Putting salespeople in the right place
Holding a salesperson accountable for their KPIs can be tricky.
We have plenty of reports and dashboards that show us standard metrics such as closed sales revenues, completed meetings, sent emails, emailed proposals and so on.
However, our understanding of the approach each salesperson has taken and what we are asking of them is often overlooked as we spend all of our time in the sales trenches trying to do more.
Recently, we have started looking at CRM and other sales datasets in a different way. By visualising and analysing the data with a fresh approach, we can start to see the universe through the lens of one of our salespeople.
Using a sales dataset, the diagram below shows not only the 32 active proposals our example salesperson Marty Fruedenberg is working on, but how each of these are connected within our wider organisation. It helps is see the prospects and clients Marty is engaged with, the product set he is actively selling into these businesses, the regions and sectors he is active within, and who within our organisation he is working alongside to close these deals.

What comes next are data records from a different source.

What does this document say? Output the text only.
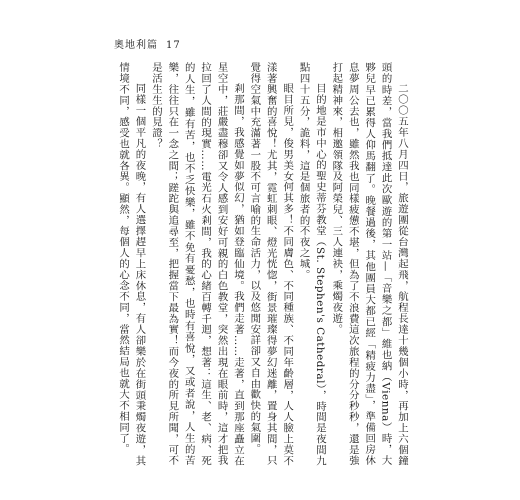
奧地利篇 17

二〇〇五年八月四日，旅遊團從台灣起飛，航程長達十幾個小時，再加上六個鐘頭的時差，當我們抵達此次歐遊的第一站—「音樂之都」維也納（Vienna）時，大夥兒早已累得人仰馬翻了。晚餐過後，其他團員大都已經「精疲力盡」，準備回房休息夢周公去也，雖然我也同樣疲憊不堪，但為了不浪費這次旅程的分分秒秒，還是強打起精神來，相邀領隊及阿榮兒、三人連袂，乘燭夜遊。

目的地是市中心的聖史蒂芬教堂（St. Stephen's Cathedral），時間是夜間九點四十五分，詭料，這是個旅者的不夜之城。

眼目所見，俊男美女何其多！不同膚色、不同種族、不同年齡層，人人臉上莫不漾著興奮的喜悅！尤其，霓虹刺眼、燈光恍惚，街景璀璨得夢幻迷離，置身其間，只覺得空氣中充滿著一股不可言喻的生命活力，以及悠閒安詳卻又自由歡快的氣圍。

剎那間，我感覺如夢似幻，猶如登臨仙境。我們走著……走著，直到那座矗立在星空中，莊嚴盡穆卻又令人感到安好可親的白色教堂，突然出現在眼前時，這才把我拉回了人間的現實……電光石火剎間，我的心緒百轉千迴，想著：這生、老、病、死的人生，雖有苦，也不乏快樂，雖不免有憂愁，也時有喜悅，又或者說，人生的苦樂，往往只在一念之間；蹉跎與追尋至，把握當下最為實！而今夜的所見所聞，可不是活生生的見證？

同樣一個平凡的夜晚，有人選擇趕早上床休息，有人卻樂於在街頭秉燭夜遊，其情境不同，感受也就各異。顯然，每個人的心念不同，當然結局也就大不相同了。
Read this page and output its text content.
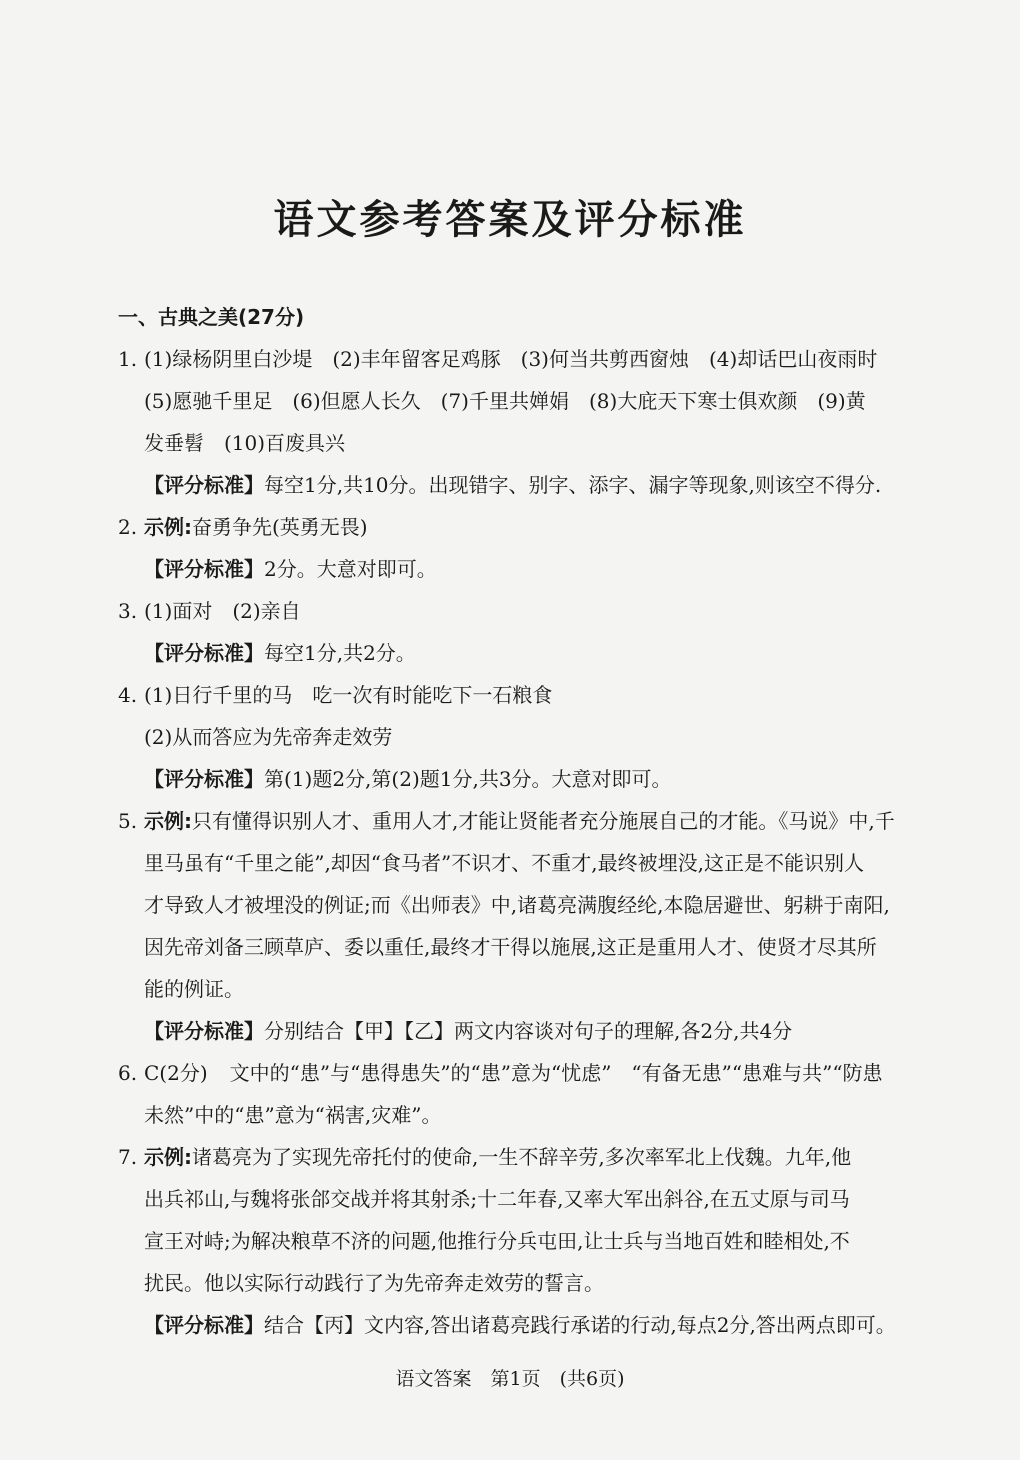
语文参考答案及评分标准
一、古典之美(27分)
1. (1)绿杨阴里白沙堤　(2)丰年留客足鸡豚　(3)何当共剪西窗烛　(4)却话巴山夜雨时
(5)愿驰千里足　(6)但愿人长久　(7)千里共婵娟　(8)大庇天下寒士俱欢颜　(9)黄
发垂髫　(10)百废具兴
【评分标准】每空1分,共10分。出现错字、别字、添字、漏字等现象,则该空不得分.
2. 示例:奋勇争先(英勇无畏)
【评分标准】2分。大意对即可。
3. (1)面对　(2)亲自
【评分标准】每空1分,共2分。
4. (1)日行千里的马　吃一次有时能吃下一石粮食
(2)从而答应为先帝奔走效劳
【评分标准】第(1)题2分,第(2)题1分,共3分。大意对即可。
5. 示例:只有懂得识别人才、重用人才,才能让贤能者充分施展自己的才能。《马说》中,千
里马虽有“千里之能”,却因“食马者”不识才、不重才,最终被埋没,这正是不能识别人
才导致人才被埋没的例证;而《出师表》中,诸葛亮满腹经纶,本隐居避世、躬耕于南阳,
因先帝刘备三顾草庐、委以重任,最终才干得以施展,这正是重用人才、使贤才尽其所
能的例证。
【评分标准】分别结合【甲】【乙】两文内容谈对句子的理解,各2分,共4分
6. C(2分) 文中的“患”与“患得患失”的“患”意为“忧虑”　“有备无患”“患难与共”“防患
未然”中的“患”意为“祸害,灾难”。
7. 示例:诸葛亮为了实现先帝托付的使命,一生不辞辛劳,多次率军北上伐魏。九年,他
出兵祁山,与魏将张郃交战并将其射杀;十二年春,又率大军出斜谷,在五丈原与司马
宣王对峙;为解决粮草不济的问题,他推行分兵屯田,让士兵与当地百姓和睦相处,不
扰民。他以实际行动践行了为先帝奔走效劳的誓言。
【评分标准】结合【丙】文内容,答出诸葛亮践行承诺的行动,每点2分,答出两点即可。
语文答案　第1页　(共6页)
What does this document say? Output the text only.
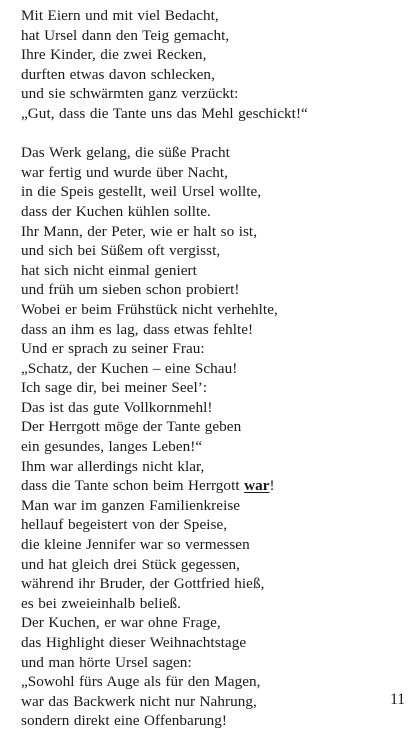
Mit Eiern und mit viel Bedacht,
hat Ursel dann den Teig gemacht,
Ihre Kinder, die zwei Recken,
durften etwas davon schlecken,
und sie schwärmten ganz verzückt:
„Gut, dass die Tante uns das Mehl geschickt!“
Das Werk gelang, die süße Pracht
war fertig und wurde über Nacht,
in die Speis gestellt, weil Ursel wollte,
dass der Kuchen kühlen sollte.
Ihr Mann, der Peter, wie er halt so ist,
und sich bei Süßem oft vergisst,
hat sich nicht einmal geniert
und früh um sieben schon probiert!
Wobei er beim Frühstück nicht verhehlte,
dass an ihm es lag, dass etwas fehlte!
Und er sprach zu seiner Frau:
„Schatz, der Kuchen – eine Schau!
Ich sage dir, bei meiner Seel’:
Das ist das gute Vollkornmehl!
Der Herrgott möge der Tante geben
ein gesundes, langes Leben!“
Ihm war allerdings nicht klar,
dass die Tante schon beim Herrgott war!
Man war im ganzen Familienkreise
hellauf begeistert von der Speise,
die kleine Jennifer war so vermessen
und hat gleich drei Stück gegessen,
während ihr Bruder, der Gottfried hieß,
es bei zweieinhalb beließ.
Der Kuchen, er war ohne Frage,
das Highlight dieser Weihnachtstage
und man hörte Ursel sagen:
„Sowohl fürs Auge als für den Magen,
war das Backwerk nicht nur Nahrung,
sondern direkt eine Offenbarung!
11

As sales leaders, it helps us start to ask better questions about what we are asking from our salespeople and where they need help. If I am the Sales Manager in this example, I start to wonder whether Marty is our best salesperson when it comes to GTX Plus Pro, or is that our flagship product which is our easiest sale? I start to question whether I should reshape our team away from a geographic sales focus, to possibly a product-based or sector-based sales approach. When I look at Marty’s conversion rate, its 3 times below the average close across the business. Why is this? Is it lack of training, poor time management, an incompatible incentivisation plan or is he a better Account Manager than he is a BDM?
In my experience I have often formed views based on potential bias or a lack of understanding of what was really going on within my team. This new type of visibility gives me the chance to get my fellow management team on the same page and be more confident about what we should be doing more of, and what we should be doing less of.